Yunanistan, bu konu ile ilgili özel bir uluslararası sözleşme düzenlenmesine rağmen, her zaman olduğu gibi büyük bir avantaj elde ettiği Atina FIR’ına sarılmaktadır. İstanbul ile Atina FIR hatları arasındaki sınır, maalesef neredeyse kıyılarımızdan geçmekte ve bütün Ege’yi Yunanistan’a bırakmaktadır.

Türkiye, Uluslararası Denizcilik Örgütü’nün (International Maritime Organization, IMO) 1979 tarihli Hamburg Sözleşmesini onaylamıştır. Bu sözleşme, arama kurtarma konusundaki temel uygulamaları, usul ve prensipleri düzenlemektedir. Uluslararası Sivil Havacılık Teşkilatı (ICAO) kuralları çerçevesinde, açık denizler üzerindeki hava sahasında belirlenen SAR sorumluluğunun, altındaki deniz sahasını kapsamadığı açıkça belirtilmektedir.

Türkiye, 1989 yılında Hamburg Sözleşmesini esas alarak bir Arama Kurtarma Yönetmeliği hazırlamıştır.
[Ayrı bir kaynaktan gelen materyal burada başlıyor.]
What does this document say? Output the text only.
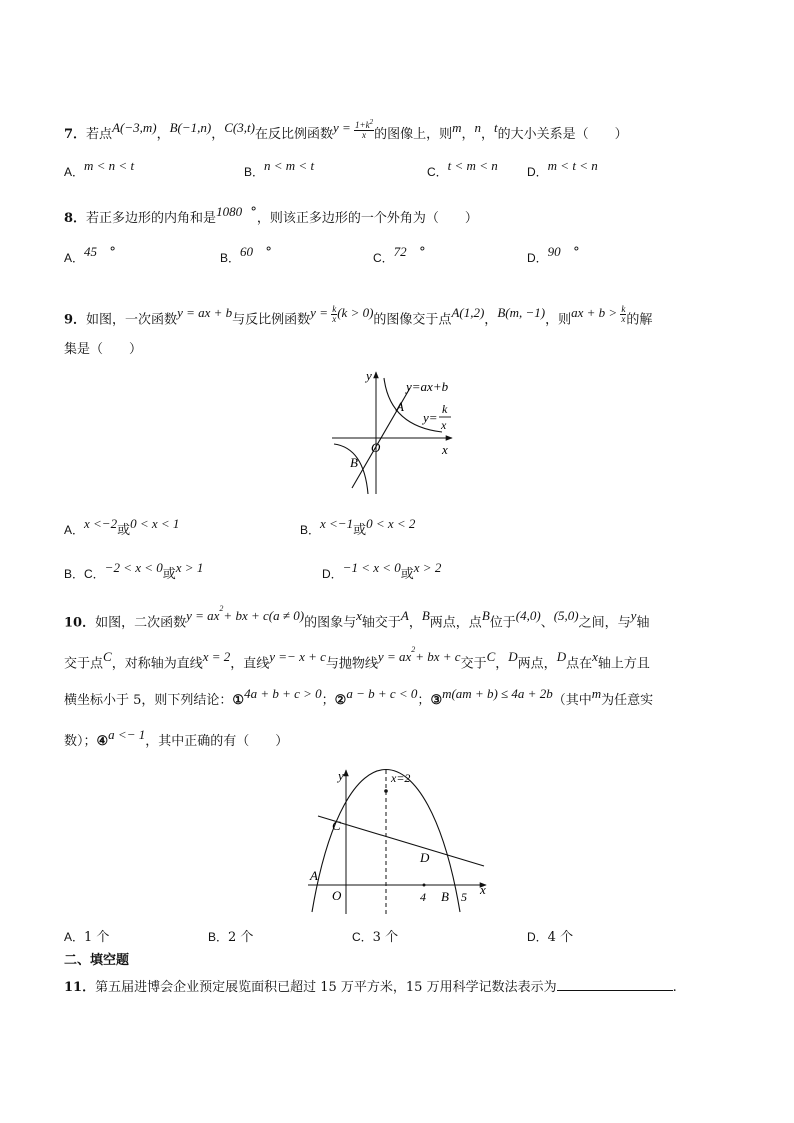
7．若点A(−3,m)，B(−1,n)，C(3,t)在反比例函数$y = \frac{1+k^2}{x}$ 的图像上，则m，n，t的大小关系是（　　）
A．m < n < t	B．n < m < t	C．t < m < n D．m < t < n
8．若正多边形的内角和是1080 °，则该正多边形的一个外角为（　　）
A．45 °	B．60 °	C．72 °	D．90 °
9．如图，一次函数y = ax + b与反比例函数$y = \frac{k}{x} (k > 0)$的图像交于点A(1,2)，B(m, −1)，则ax + $b > \frac{k}{x}$ 的解
集是（　　）
y
y=ax+b
A
y=
k
x
O	x
B
A．x <−2或0 < x < 1	B．x <−1或0 < x < 2
B．C．−2 < x < 0或x > 1	D．−1 < x < 0或x > 2
10．如图，二次函数$y = ax^2+$ bx + c(a ≠ 0)的图象与x轴交于A，B两点，点B位于(4,0)、(5,0)之间，与y轴
交于点C，对称轴为直线x = 2，直线y =− x + c与抛物线$y = ax^2+$ bx + c交于C，D两点，D点在x轴上方且
横坐标小于 5，则下列结论：①4a + b + c > 0；②a − b + c < 0；③m(am + b) ≤ 4a + 2b（其中m为任意实
数）；④a <− 1，其中正确的有（　　）
y	x=2
C
D
A
O	4 B 5 x
A．1 个	B．2 个	C．3 个	D．4 个
二、填空题
11．第五届进博会企业预定展览面积已超过 15 万平方米，15 万用科学记数法表示为	.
Bu yönetmelikte Türkiye, “Karasuları dışındaki arama kurtarma bölgelerini, ilgili devletler nezdinde yapacağı girişimler sonucunda imzalanacak bir anlaşma ile belirleyeceğini” bildirmiştir. Ama Türkiye aynı zamanda, tek taraflı olarak tespit ettiği arama kurtarma sorumluluk sahasının koordinatlarını IMO’ya deklare etmiştir. Türkiye bu bildirimi ile Doğu Akdeniz, Ege ve Karadeniz’deki arama kurtarma sorumluluk sahalarını gerçekçi olarak belirlemiştir.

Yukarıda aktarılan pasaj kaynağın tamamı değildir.